Saturday, December 2, 2023

The Holdovers

In case you missed it, Deerfield student makes film debut in "The Holdovers".  Sadly he costars alongside Paul Giamatti...a Choatie!

https://www.masslive.com/news/2023/12/how-a-deerfield-academy-student-became-a-star-of-blockbuster-film-the-holdovers.html


DEERFIELD — Two years ago, Catriona Hynds, Deerfield Academy’s director of theater, got an email from a team casting a movie.

“I often wonder what would have happened if that email had gone to spam,” Hynds said. “Or I had thought, ‘This sounds a little dodgy,’ and ignored it.”

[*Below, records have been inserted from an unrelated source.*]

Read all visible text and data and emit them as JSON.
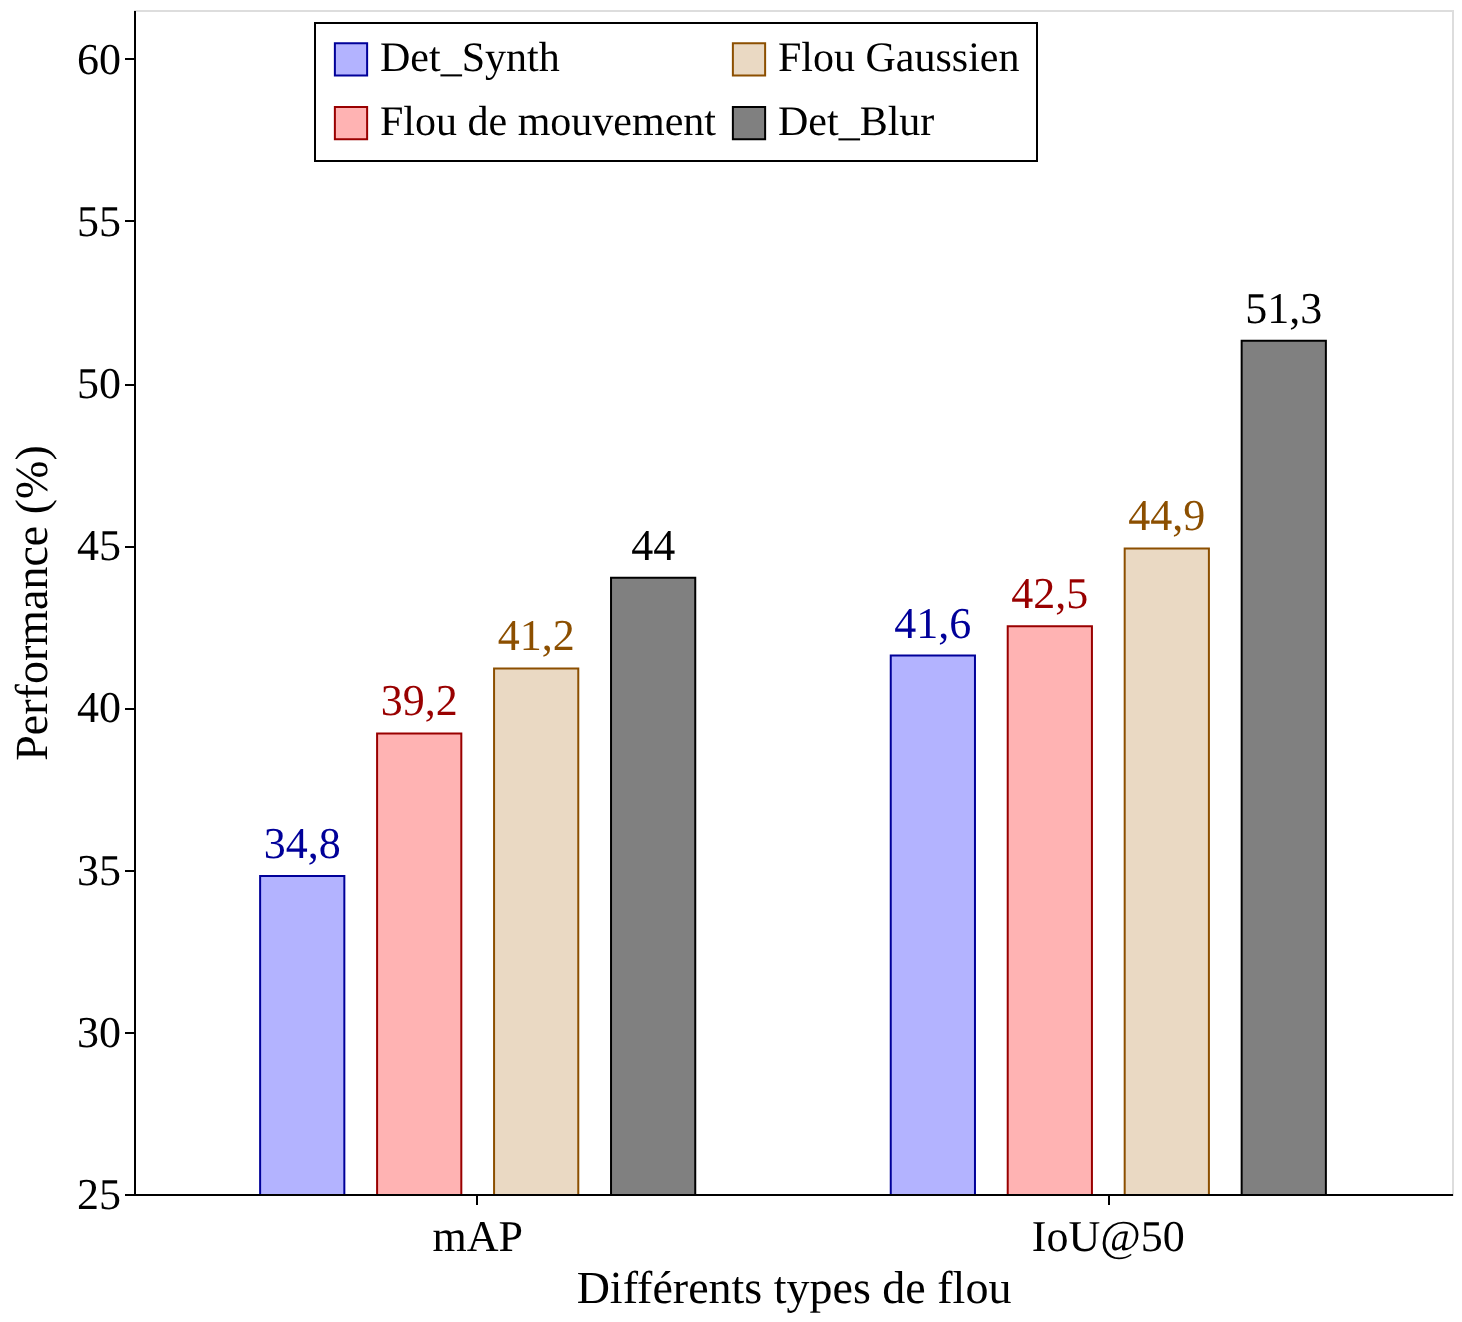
{
  "chart_data": {
    "type": "bar",
    "xlabel": "Différents types de flou",
    "ylabel": "Performance (%)",
    "categories": [
      "mAP",
      "IoU@50"
    ],
    "series": [
      {
        "name": "Det_Synth",
        "color": "#b3b3ff",
        "values": [
          34.8,
          41.6
        ],
        "value_labels": [
          "34,8",
          "41,6"
        ]
      },
      {
        "name": "Flou de mouvement",
        "color": "#ffb3b3",
        "values": [
          39.2,
          42.5
        ],
        "value_labels": [
          "39,2",
          "42,5"
        ]
      },
      {
        "name": "Flou Gaussien",
        "color": "#ead9c3",
        "values": [
          41.2,
          44.9
        ],
        "value_labels": [
          "41,2",
          "44,9"
        ]
      },
      {
        "name": "Det_Blur",
        "color": "#808080",
        "values": [
          44,
          51.3
        ],
        "value_labels": [
          "44",
          "51,3"
        ]
      }
    ],
    "ylim": [
      25,
      61.5
    ],
    "yticks": [
      25,
      30,
      35,
      40,
      45,
      50,
      55,
      60
    ],
    "grid": false,
    "legend": "top"
  }
}
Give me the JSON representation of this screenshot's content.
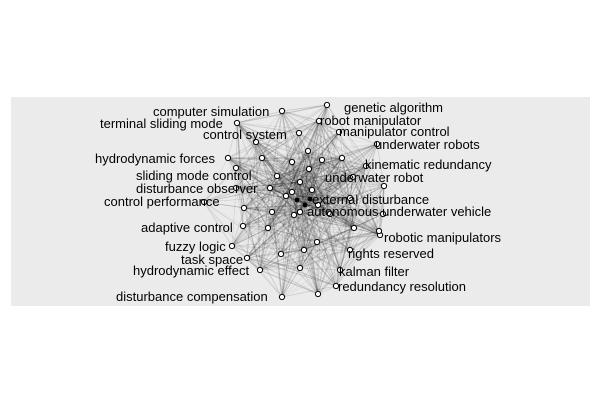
{
  "diagram": {
    "type": "network",
    "colors": {
      "panel_background": "#ebebeb",
      "edge": "#000000",
      "node_fill": "#ffffff",
      "node_stroke": "#000000",
      "label": "#000000"
    },
    "labels": [
      "computer simulation",
      "genetic algorithm",
      "terminal sliding mode",
      "robot manipulator",
      "control system",
      "manipulator control",
      "underwater robots",
      "hydrodynamic forces",
      "kinematic redundancy",
      "sliding mode control",
      "underwater robot",
      "disturbance observer",
      "control performance",
      "external disturbance",
      "autonomous underwater vehicle",
      "adaptive control",
      "robotic manipulators",
      "fuzzy logic",
      "rights reserved",
      "task space",
      "hydrodynamic effect",
      "kalman filter",
      "redundancy resolution",
      "disturbance compensation"
    ]
  }
}
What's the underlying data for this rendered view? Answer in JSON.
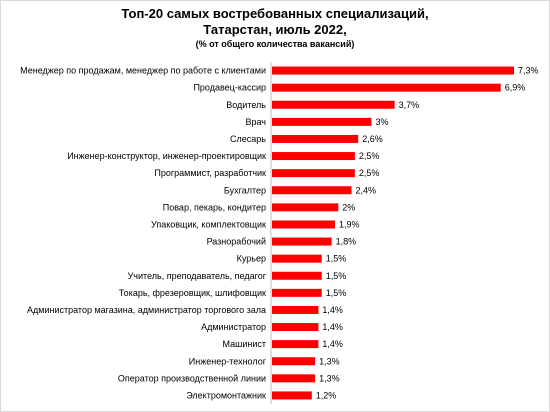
{
  "chart_data": {
    "type": "bar",
    "orientation": "horizontal",
    "title_lines": [
      "Топ-20 самых востребованных специализаций,",
      "Татарстан,  июль 2022,"
    ],
    "subtitle": "(% от общего количества вакансий)",
    "bar_color": "#ff0000",
    "categories": [
      "Менеджер по продажам, менеджер по работе с клиентами",
      "Продавец-кассир",
      "Водитель",
      "Врач",
      "Слесарь",
      "Инженер-конструктор, инженер-проектировщик",
      "Программист, разработчик",
      "Бухгалтер",
      "Повар, пекарь, кондитер",
      "Упаковщик, комплектовщик",
      "Разнорабочий",
      "Курьер",
      "Учитель, преподаватель, педагог",
      "Токарь, фрезеровщик, шлифовщик",
      "Администратор магазина, администратор торгового зала",
      "Администратор",
      "Машинист",
      "Инженер-технолог",
      "Оператор производственной линии",
      "Электромонтажник"
    ],
    "values": [
      7.3,
      6.9,
      3.7,
      3,
      2.6,
      2.5,
      2.5,
      2.4,
      2,
      1.9,
      1.8,
      1.5,
      1.5,
      1.5,
      1.4,
      1.4,
      1.4,
      1.3,
      1.3,
      1.2
    ],
    "value_labels": [
      "7,3%",
      "6,9%",
      "3,7%",
      "3%",
      "2,6%",
      "2,5%",
      "2,5%",
      "2,4%",
      "2%",
      "1,9%",
      "1,8%",
      "1,5%",
      "1,5%",
      "1,5%",
      "1,4%",
      "1,4%",
      "1,4%",
      "1,3%",
      "1,3%",
      "1,2%"
    ],
    "xlim": [
      0,
      7.3
    ],
    "grid": false,
    "legend": false
  }
}
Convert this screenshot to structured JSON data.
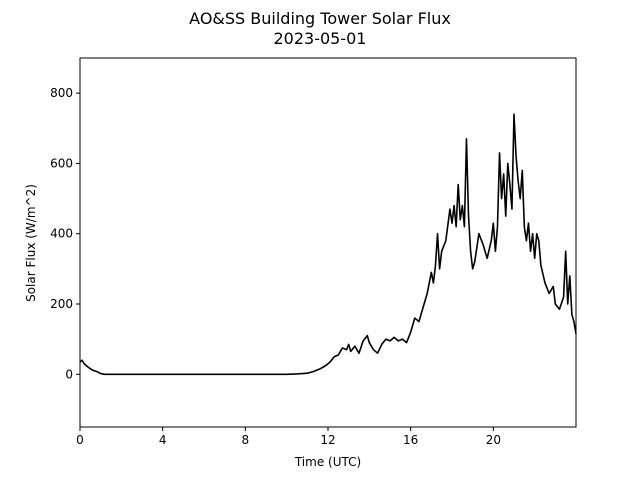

Director Alexander Payne’s “The Holdovers” was being filmed at several Massachusetts schools, including Deerfield Academy. In the comedy-drama set in the ‘70s at a fictional elite boarding school, “Barton Academy,” Paul Giamatti plays an ornery history teacher who has to supervise Angus Tully, an angsty teenage student, over Christmas break because Tully unexpectedly has no place to go.

The casting team had already auditioned actors to play Tully, and decided to try looking for actors at the schools they were planning to film at, Hynds said. Some schools didn’t respond, Payne told Town & Country magazine.

They set up auditions for a group of about a dozen students at Deerfield Academy. Before Dominic Sessa auditioned, Hynds talked to the team.

“I actually went into the room and basically said, ‘You know, the kid that they’re looking for is just about to walk in,’” she said.

Sessa had much lower expectations. He thought maybe he could score a part as an extra. “I just thought, ‘Maybe if it goes well, I can sit at a desk or something,’” he told the Sioux City Journal.

Hynds was right. Though Sessa had never acted on screen before — his experience was only on stages — he got the part after several rounds of auditions, Hynds said.

“They could see immediately how fearless Dominic is — he just jumps right in and he’s courageous and creative. I was really happy that they chose him,” Hynds said. “It couldn’t have happened to a nicer, more hard working and more professional kid.”

Hynds, also chair of Deerfield’s Visual and Performing Arts Department, remembered when she first saw Sessa audition as a sophomore for a role in “Antigone,” a Greek play.

“I knew immediately when he opened his mouth in his first audition that we were dealing with someone special,” she said. “He has just this incredible stage presence.”

“The Holdovers” casting team had seen 800 actors before Sessa auditioned, Payne recently told the Sioux City Journal. “When I was coming down to the final decision, (star Paul Giamatti) was generous enough to read with both of the (finalists) via Zoom. We agreed Dominic was the one,” he told the outlet.

Payne said Sessa was “just born to be a film actor.”

Sessa, now on leave from school at Carnegie Mellon University in Pittsburgh, hopes to next take on new roles next.

“Moving forward, I definitely want to be stretching my legs and playing things that are a little further from my own life experience,” he told the Pittsburgh Post-Gazette. “That’s what makes acting fun.”

Bit players

Deerfield Academy students, faculty and staff are in the background of the film, and another student was cast in a small speaking role, Hynds said. Will Sussbauer, an Ashfield resident, was cast as a student who delivers a line about Cobb salad early in the film.

The movie was filmed in a number of locations across Massachusetts, from Boston to Deerfield. Several other western Massachusetts towns are depicted in the film, including Gill, Shelburne Falls and Buckland, according to the Massachusetts Film Office.

Hynds thinks that has encouraged western Massachusetts moviegoers to watch the film.

“I’ve seen it a couple of times and I was sitting behind a couple who really enjoyed pointing out .. ‘Oh, there’s the Main Street in Shelburne Falls and there’s that,’” she said. “I think it’s been great for the local community to see themselves up on the screen as well.”

Sessa sees “The Holdovers” as a movie with broad appeal.

“There’s nothing you need to understand beforehand going in, and you can just enjoy watching these characters live their lives and discover new things about each other,” Sessa told the Pittsburgh Post-Gazette. “Hopefully it inspires people to have that willingness to empathize with real people in their own lives.